To determine the product [X] formed from the reaction of the compound \( C_6H_5-CH=CH-CH_3 \) with HCl, we can follow these steps: ### Step 1: Identify the Reaction Type The reaction involves an alkene (the double bond between carbon atoms) reacting with HCl. This is an electrophilic addition reaction. ### Step 2: Protonation of the Alkene In the presence of HCl, the double bond will react with HCl. The first step is the protonation of the alkene. The double bond can either attack the hydrogen ion (H⁺) from HCl at carbon 1 or carbon 2. 1. **If H⁺ adds to carbon 1**: - The structure becomes: \[ C_6H_5-CH^+-CH_2-CH_3 \] - This forms a carbocation at carbon 1. 2. **If H⁺ adds to carbon 2**: - The structure becomes: \[ C_6H_5-CH_2-CH^+-CH_3 \] - This forms a carbocation at carbon 2. ### Step 3: Stability of Carbocations Next, we need to evaluate the stability of the two possible carbocations formed: - **Carbocation at Carbon 1**: - This carbocation is stabilized by resonance with the benzene ring. The positive charge can be delocalized over the aromatic system, making it more stable. - **Carbocation at Carbon 2**: - This carbocation is less stable because it is only stabilized by hyperconjugation from the adjacent alkyl group (methyl group).
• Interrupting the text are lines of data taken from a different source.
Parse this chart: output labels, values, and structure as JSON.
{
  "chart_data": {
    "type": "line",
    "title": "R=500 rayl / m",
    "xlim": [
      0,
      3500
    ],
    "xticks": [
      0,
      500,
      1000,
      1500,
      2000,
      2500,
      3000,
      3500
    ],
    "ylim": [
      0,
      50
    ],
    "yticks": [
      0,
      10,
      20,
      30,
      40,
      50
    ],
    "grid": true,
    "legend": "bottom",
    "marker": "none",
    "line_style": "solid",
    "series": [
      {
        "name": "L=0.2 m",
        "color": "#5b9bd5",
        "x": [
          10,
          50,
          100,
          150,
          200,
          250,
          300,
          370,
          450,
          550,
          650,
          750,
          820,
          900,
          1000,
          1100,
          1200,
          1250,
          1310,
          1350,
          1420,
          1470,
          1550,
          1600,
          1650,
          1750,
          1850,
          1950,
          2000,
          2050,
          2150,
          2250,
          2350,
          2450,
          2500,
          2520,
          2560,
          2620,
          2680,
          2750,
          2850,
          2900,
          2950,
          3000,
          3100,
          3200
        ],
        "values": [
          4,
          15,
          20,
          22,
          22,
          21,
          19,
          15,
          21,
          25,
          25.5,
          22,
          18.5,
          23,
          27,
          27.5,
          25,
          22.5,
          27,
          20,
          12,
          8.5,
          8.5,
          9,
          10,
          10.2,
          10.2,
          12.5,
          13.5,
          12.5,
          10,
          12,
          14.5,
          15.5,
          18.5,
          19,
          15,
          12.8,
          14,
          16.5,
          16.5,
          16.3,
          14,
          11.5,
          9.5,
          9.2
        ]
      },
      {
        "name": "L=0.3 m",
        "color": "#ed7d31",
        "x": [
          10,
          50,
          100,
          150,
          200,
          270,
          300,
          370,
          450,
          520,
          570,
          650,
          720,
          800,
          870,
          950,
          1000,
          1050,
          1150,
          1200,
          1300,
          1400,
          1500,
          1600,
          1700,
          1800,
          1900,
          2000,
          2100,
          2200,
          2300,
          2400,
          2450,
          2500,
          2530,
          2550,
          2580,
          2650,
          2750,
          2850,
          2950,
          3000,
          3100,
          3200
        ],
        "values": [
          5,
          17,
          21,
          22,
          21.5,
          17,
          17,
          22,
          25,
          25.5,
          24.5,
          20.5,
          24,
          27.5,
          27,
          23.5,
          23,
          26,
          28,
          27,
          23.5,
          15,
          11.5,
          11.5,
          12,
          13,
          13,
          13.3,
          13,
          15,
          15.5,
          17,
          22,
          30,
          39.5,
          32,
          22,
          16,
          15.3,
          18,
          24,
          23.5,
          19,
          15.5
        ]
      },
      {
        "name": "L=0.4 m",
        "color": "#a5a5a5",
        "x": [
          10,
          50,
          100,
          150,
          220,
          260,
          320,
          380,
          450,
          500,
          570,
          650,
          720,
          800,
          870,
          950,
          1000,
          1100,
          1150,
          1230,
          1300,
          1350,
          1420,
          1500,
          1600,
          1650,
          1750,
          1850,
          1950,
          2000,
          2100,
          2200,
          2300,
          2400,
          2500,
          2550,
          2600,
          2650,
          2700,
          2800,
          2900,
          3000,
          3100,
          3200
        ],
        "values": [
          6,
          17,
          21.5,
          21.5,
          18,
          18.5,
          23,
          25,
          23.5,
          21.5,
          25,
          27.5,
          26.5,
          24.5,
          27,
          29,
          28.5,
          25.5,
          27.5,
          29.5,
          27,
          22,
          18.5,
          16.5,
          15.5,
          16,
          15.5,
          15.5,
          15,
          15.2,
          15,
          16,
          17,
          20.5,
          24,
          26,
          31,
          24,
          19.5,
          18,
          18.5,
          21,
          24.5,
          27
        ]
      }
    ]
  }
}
The positive charge is localized and not delocalized. ### Step 4: Nucleophilic Attack Since the carbocation at carbon 1 is more stable, it is the favored intermediate. The next step is the attack of the chloride ion (Cl⁻) on the carbocation: - The chloride ion will attack the more stable carbocation (at carbon 1), resulting in the formation of the product. ### Step 5: Final Product The final product [X] will be: \[ C_6H_5-CH(Cl)-CH_2-CH_3 \] This can be represented as: \[ C_6H_5-CHCl-CH_2-CH_3 \] ### Conclusion Thus, the product [X] formed from the reaction of \( C_6H_5-CH=CH-CH_3 \) with HCl is \( C_6H_5-CHCl-CH_2-CH_3 \). ---